Entre 1562 et 1598, les guerres de religion voient Jean III de Cugnac défendre le parti catholique, alors que Geoffroy I de Vivant est un ardent défenseur du parti protestant.
Mars 1590 : le château de Saint Pompon est en partie démoli par De Vivant sur ordre d’Henri IV, mais l’église fortifiée et gardée.
Avril 1590 : Marc de Cugnac (frère de Jean III) reprend Saint Pompon. De Vivant attaque l’église à coups de canon ; quand les assiègés se rendent, 35 d’entre eux sont égorgés sur place, les autres « sont mis à rançon ».

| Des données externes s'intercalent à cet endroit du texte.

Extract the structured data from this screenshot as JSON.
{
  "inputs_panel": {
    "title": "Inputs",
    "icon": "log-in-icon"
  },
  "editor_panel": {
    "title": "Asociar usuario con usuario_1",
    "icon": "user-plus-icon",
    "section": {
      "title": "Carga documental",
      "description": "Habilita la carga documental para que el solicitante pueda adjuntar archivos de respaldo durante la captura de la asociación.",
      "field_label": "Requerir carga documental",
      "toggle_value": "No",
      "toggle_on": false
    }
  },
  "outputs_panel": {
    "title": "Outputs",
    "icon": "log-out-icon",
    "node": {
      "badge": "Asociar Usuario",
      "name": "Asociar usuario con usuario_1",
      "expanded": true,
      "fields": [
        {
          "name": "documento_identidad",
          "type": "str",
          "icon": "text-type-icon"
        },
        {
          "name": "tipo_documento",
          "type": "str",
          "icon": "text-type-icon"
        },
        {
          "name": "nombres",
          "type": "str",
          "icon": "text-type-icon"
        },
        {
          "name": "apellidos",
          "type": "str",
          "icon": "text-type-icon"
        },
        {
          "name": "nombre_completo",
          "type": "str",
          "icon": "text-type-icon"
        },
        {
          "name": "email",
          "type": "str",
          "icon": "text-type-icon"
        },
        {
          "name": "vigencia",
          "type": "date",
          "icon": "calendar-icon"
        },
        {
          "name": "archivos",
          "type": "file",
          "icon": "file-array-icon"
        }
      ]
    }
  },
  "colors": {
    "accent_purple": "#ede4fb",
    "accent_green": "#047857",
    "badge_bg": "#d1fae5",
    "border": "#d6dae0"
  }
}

17ème s. : c’est la famille De St Ours qui possède Le Mespoulet.
1706 : révolte paysanne contre une nouvelle taxe instituée par Louis XIV sur les actes de baptème, mariage ou décès.
1749 : La famille La Verrie de Vivant vend Castelviel aux De Cugnac de Giverzac.
1790 : Peu après la Révolution, le curé de Saint Pompon (M.Lasmolles) se cache et exerce clandestinement son ministère. Les De Cugnac émigrent. Leurs biens sont vendus comme biens nationaux. Raymond de Coustin de Caumont de Bourzolles, seigneur du Mespoulet, se cache ; il est arrêté, échappe de peu à la guillotine, puis réintègre ses terres vers 1800 (mais habite Prats).
A partir de cette date , Le Mespoulet est occupé par la famille De St Viance
En 1816, il y a encore des loups à Saint Pompon.
A partir de 1817, le préfet commence à développer l’enseignement primaire laïque et un instituteur est nommé à Saint Pompon.
En 1819, des bandes de voleurs rendent les routes peu sûres, surtout la nuit.
1829-1830 : terrible hiver ; on peut traverser le Mandalou ou la Lousse sur la glace.
1851 à 1905 : des religieuses dispensent un enseignement dans une aile du château.
A partir de 1901, l’existence d’une congrégation religieuse est soumise à l’autorisation du conseil municipal, puis du gouvernement et du Conseil d’Etat. En juillet 1905, la loi de séparation de l’Eglise et de l’Etat fait disparaître bon nombre d’écoles religieuses.
Depuis des siècles, des vignes couvraient la plupart des côteaux de la commune. Les parcelles étaient épierrées ; les pierres étaient utilisées pour matérialiser par des murs les limites des propriétés et construire des cabanes « à pierre sèche », généralement en encorbellement, ou exceptionnellement en blocs bruts, comme aux Grilloux.
1875-1880 : Le phylloxéra détruit la quasi-totalité du vignoble. Les agriculteurs se tournent ensuite vers la culture du tabac, en complément de l’élevage ovin, important jusqu’au 19ème s., de l’élevage bovin ensuite.
1881 : la population atteint son maximum : 1350 habitants (420 environ de nos jours).
De 1912 à 1935, un petit train à vapeur reliant Sarlat à Villefranche du Périgord passe par Saint Pompon et transporte marchandises et voyageurs.
A peu près de 1900 à 1914, une carrière de calcaire très pur (près du carrefour entre la D.60 et la D.51) est exploitée pour préparer des pierres lithographiques utilisées dans l’imprimerie.
11 octobre 1915 : Vent violent et trombes d’eau ; le Mandalou connaît une crue exceptionnelle qui dévaste des maisons, la place, la voie du « tramway », et noie 2 enfants.